When I can't sleep, I wander around trying to get my body to catch up with my thoughts. When that doesn't happen I sit down and try to get my thoughts to slow down to my body. If I'm fortunate then things will slow down and I'll be able to get a few hours sleep. Usually I just end up on the Internet.
Somehow, Facebook has become my go-to place for late night/early morning visits. I get to find out which friends are also not sleeping. We can sit around playing games and chatting in the courtesy of our own homes. If it wasn't so addicting it would be totally cool.
However, the addiction factor cannot be overlooked. Courtesy of Facebook, my mother has become a Farmville fanatic. She not only has one delightful farm full of buildings, trees, vehicles and animals - she also has a "sleeper" farm she uses to help supply the things she needs to create the products she sells at her store. This allows her to "pay" herself for growing things she needs to make money making the things she can. She is currently a multi-millionaire.
I don't really get the whole Farmville thing, but watching my mother and her machinations I think that she should have been a CEO or COO at some moderate-sized corporation. She has created a network of other Farmville fanatics and has been known to try to recruit people at parties. She has worked hard to get my grandson, Zac, on her team, giving him directions about what time to get into Farmville so he could ensure that he became part of her conglomerate and explaining to him that if he did as she directed he would become part of a very exciting and innovative assembly of individuals. She thought that Z would be an excellent team member because he is amazingly orderly and thoughtful for a teenager and he could give her some insight into the youth market.
My mom was recruiting Z pretty heavily. She patiently explained the advantages he would get if he joined her co-op and he seemed ready to "sign on," but being 14 years old he didn't get on line at the appointed time and my mother was really upset that her merger had failed.
Farmville is an app whose purpose seems to be to amass as much money as
possible while creating a farm that totally reflects the users personality. Since my mother now has three farms (she gave in an opened a farm in England because she just had to ride the blimp), I notice that certain parts of her personality have become more etrenched.
If she is focusing on her "home" farm, she's my mother...the woman I grew up with who likes pretty, shiny things and believes in organization and clustering her things around a theme: Make sure the big bubble gum trees are near the small bubble gum trees, but not too near the mac & cheese trees. She spends a significant portion of time creating an environment that demonstrates her ability to aquire unusual things and arrange them in an exciting way.
When my mother is in an acquisition phase her focus is on her "sleeper" farm (that's not the word she uses, but I can't remember what she calls it) and the necessity of keeping it secret from some of the members of her conglomerate. I found out about this second farm when I tried to login to
FB on her computer and the list of persons who could access the app showed up. Her alias popped up and I asked her about it. She moved closer to me and in a very quiet voice explained that she needed another farm to ensure the flow of goods for her industry, but that there was a need to keep it from other suppliers because if they knew she was doing that they might take their trade elsewhere. Bill Gates has nothing on my mother.
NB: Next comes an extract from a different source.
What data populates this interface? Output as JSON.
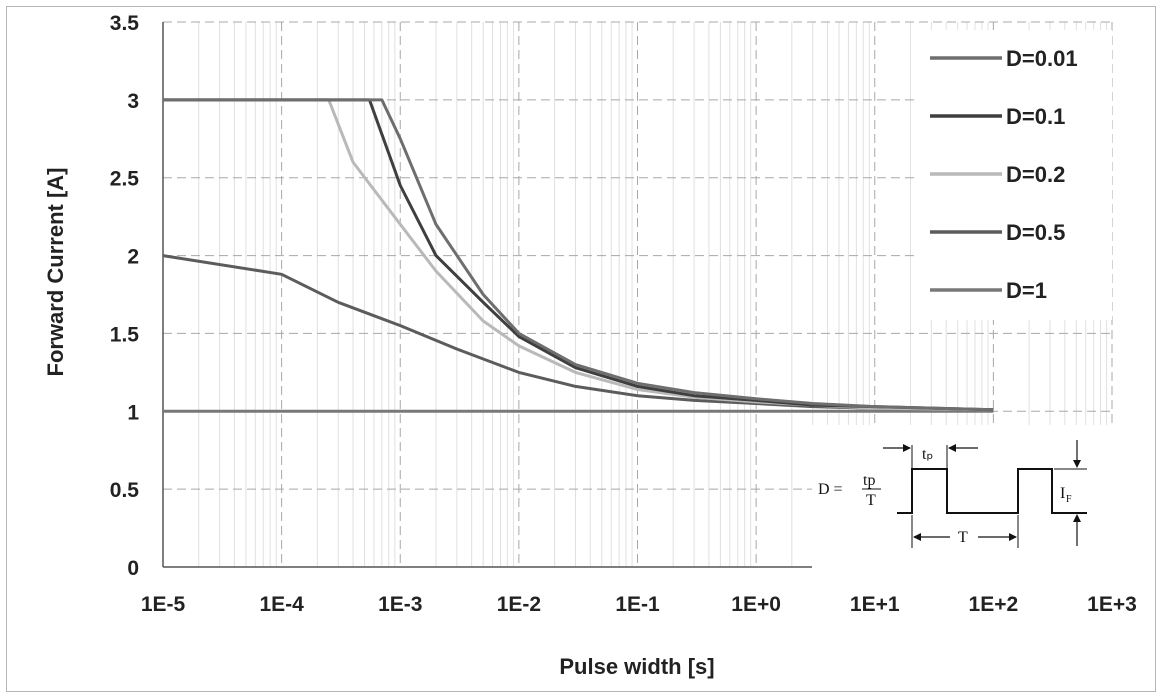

She held out a very long time before getting her British farm. Everytime I'd talk to her she'd tell me about FB friends who "must have nothing else to do with their lives. I don't have time to manage the three farms I have now, let alone a farm in another country!" I forgot to explain that my mother also manages "my" farm. When she first started farming she needed neighbors so she could enlarge her homestead. I sent her a friend request, she accepted, and I became a silent partner in an amazing quest. I think her farm is now the largest possible.
So, now she travels to England when she's got everything under control at her American farms. She doesn't like the British farm as much as the others because "they just don't do things the same way over there." No sense explaining that "over there" is pretty much the same as "over here." There is no here or there in cyberspace.
So, between the farming itself, the coordination of growing and delivery times, the scheduling of product development and manufacturing, the recruitment of other associates, and the remodeling that needs to be done regularly, my mother is running a mid-size corporation.
I wonder if Border's could have been saved if they had invited my mother to virtually manage their company?